Saturday, April 3, 2010

Cannibal-Dominated Board Announces New Campus Meal Plan

CHICAGO -- Over objections from concerned and succulent Shimer College students and alumni, the cannibal majority on Shimer's Board voted today to approve a new campus meal plan in which all community members will receive three meals per day of a new, experimental food called "ShimerBurger."

The new meal plan will coincide with a campuswide reorganization, in which groups of 10 students and staff at a time will be reassigned to duty in the Shimer meat-packing plant.

"It's time for this tired old institution to be revitalized," said Board leader "Big Poppa" Parker. "We need fresh blood, and fresh meat. Especially fresh meat..." he trailed off, examining this reporter closely. Other trustees explained that, since students will not need housing or other services after reassignment, the new arrangement will save the college a fortune.

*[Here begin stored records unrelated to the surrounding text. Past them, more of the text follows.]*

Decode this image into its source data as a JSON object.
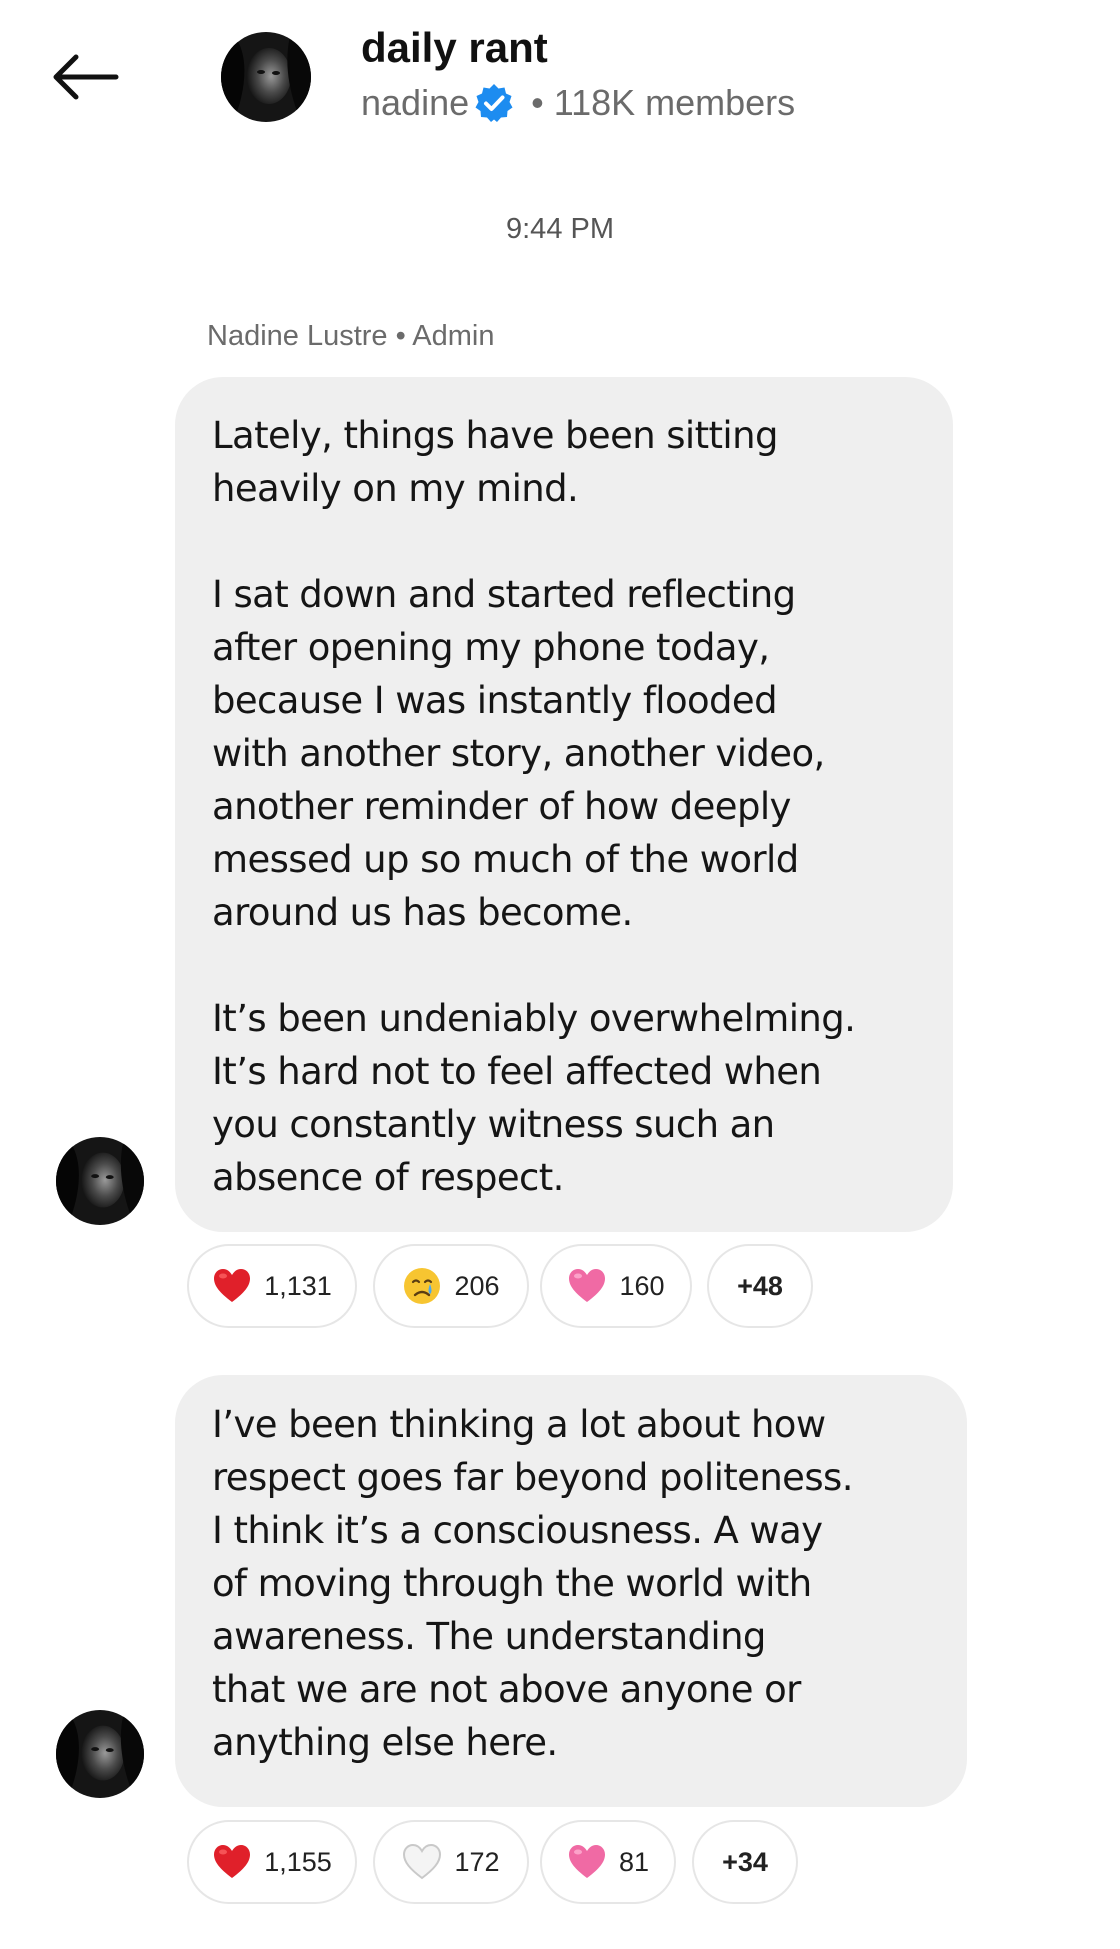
{
  "header": {
    "title": "daily rant",
    "owner": "nadine",
    "members": "118K members",
    "separator": "•"
  },
  "timestamp": "9:44 PM",
  "sender": {
    "name": "Nadine Lustre",
    "separator": "•",
    "role": "Admin"
  },
  "messages": [
    {
      "paragraphs": [
        "Lately, things have been sitting\nheavily on my mind.",
        "I sat down and started reflecting\nafter opening my phone today,\nbecause I was instantly flooded\nwith another story, another video,\nanother reminder of how deeply\nmessed up so much of the world\naround us has become.",
        "It’s been undeniably overwhelming.\nIt’s hard not to feel affected when\nyou constantly witness such an\nabsence of respect."
      ],
      "reactions": [
        {
          "icon": "red-heart-icon",
          "count": "1,131"
        },
        {
          "icon": "crying-face-icon",
          "count": "206"
        },
        {
          "icon": "pink-heart-icon",
          "count": "160"
        }
      ],
      "more": "+48"
    },
    {
      "paragraphs": [
        "I’ve been thinking a lot about how\nrespect goes far beyond politeness.\nI think it’s a consciousness. A way\nof moving through the world with\nawareness. The understanding\nthat we are not above anyone or\nanything else here."
      ],
      "reactions": [
        {
          "icon": "red-heart-icon",
          "count": "1,155"
        },
        {
          "icon": "white-heart-icon",
          "count": "172"
        },
        {
          "icon": "pink-heart-icon",
          "count": "81"
        }
      ],
      "more": "+34"
    }
  ],
  "colors": {
    "bubble": "#efefef",
    "verified": "#1d8cf0",
    "red_heart": "#e0202a",
    "pink_heart": "#f06aa4"
  }
}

Some of Shimer's more appetizing students raised objections to this plan, claiming that the Board members had failed to disclose their shared cannibalistic tendencies before the vote. "It's too late to object now, little swine," said trustee Cathy O'Leary, as she led one of the objectors on a tour of the plant. "You really should have raised this issue before we didn't tell you we were cannibals."

Well-seasoned alumni raised concerns that the meal plan is actually a conspiracy to eat the student body. "That's absurd," Big Poppa exploded when he briefly emerged from the meeting. "How many times do we have to say we have no specific plans to eat the students for either breakfast or lunch? How is that you continue to slander us this way? At Shimer, it seems, no good deed goes unpunished."

Returning to the boardroom, Big Poppa moved to replace the terms "breakfast" and "lunch" in the official meal plan with "Brunch" and "Second Brunch." "It's difficult to raise funds when you use outdated terms like 'breakfast,'" he explained.

Experienced Shimer-watchers anticipate that President "P-Tom" Lindsay may make a rare visit to campus next week to attend the banquet officially inaugurating the new program. The President's office would neither confirm nor deny this rumor. "Silence, vegan! The President's whereabouts are not for the likes of YOU to know about," said a well-fed spokesperson between mouthfuls of ShimerBurger.